INTENZIONE DI PREGHIERA DEL GIORNO
Per la Chiesa, chiamata come Giovanni Battista a indicare il Cristo, l'Agnello di Dio al mondo.
MESSAGGIO DEL GIORNO
La parola di Gesù è sempre una e sempre la stessa e, tuttavia, è sempre nuova e diversa. Ci dice: Tu stai sotto l'amore di Dio, Dio è santo e anche voi dovete essere santi; Dio vuole darvi lo Spirito Santo affinché siate santi.

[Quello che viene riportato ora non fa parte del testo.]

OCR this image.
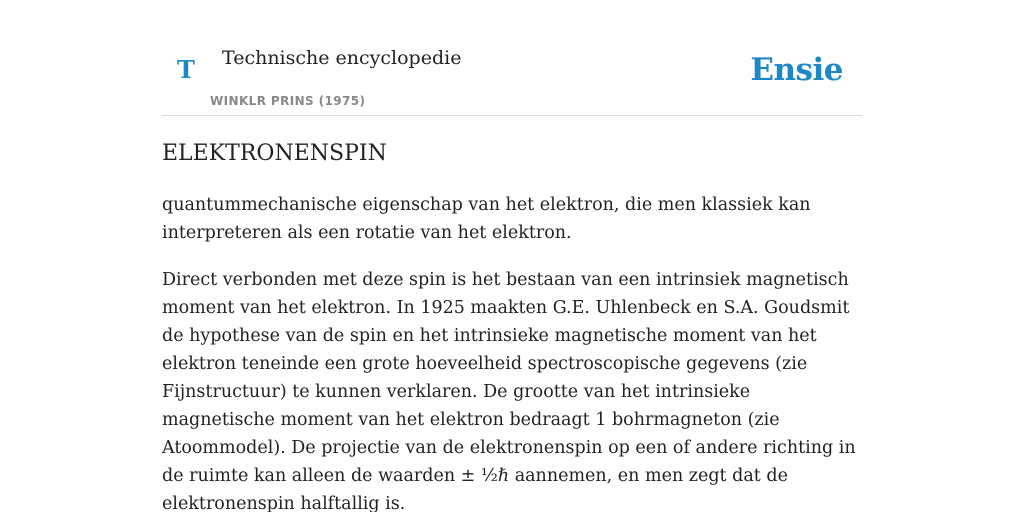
T Technische encyclopedie
WINKLR PRINS (1975)
Ensie
ELEKTRONENSPIN

quantummechanische eigenschap van het elektron, die men klassiek kan interpreteren als een rotatie van het elektron.

Direct verbonden met deze spin is het bestaan van een intrinsiek magnetisch moment van het elektron. In 1925 maakten G.E. Uhlenbeck en S.A. Goudsmit de hypothese van de spin en het intrinsieke magnetische moment van het elektron teneinde een grote hoeveelheid spectroscopische gegevens (zie Fijnstructuur) te kunnen verklaren. De grootte van het intrinsieke magnetische moment van het elektron bedraagt 1 bohrmagneton (zie Atoommodel). De projectie van de elektronenspin op een of andere richting in de ruimte kan alleen de waarden ± ½ℏ aannemen, en men zegt dat de elektronenspin halftallig is.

Dietrich Bonhoeffer

Domenica 18 Gennaio 2026
- Alle ore 12 il Santo Padre Leone XIV recita la preghiera mariana dell'Angelus dalla finestra del Palazzo Apostolico.

Domenica 18 Gennaio 2026
- Il Vescovo Guglielmo inizia la Visita Pastorale a Patti Marina con il seguente programma:
Ore 17.30: Cerimonia di accoglienza nella Piazzetta dei Marinoti e corteo processionale fino alla Chiesa parrocchiale;
Ore 17.45: nella Chiesa di Santa Caterina saluto del Parroco e del Sindaco;
Ore 18.00: Solenne Celebrazione Eucaristica di apertura della Visita Pastorale;
Ore 19.30: Incontro con gli operatori pastorali, le associazioni e i movimenti parrocchiali.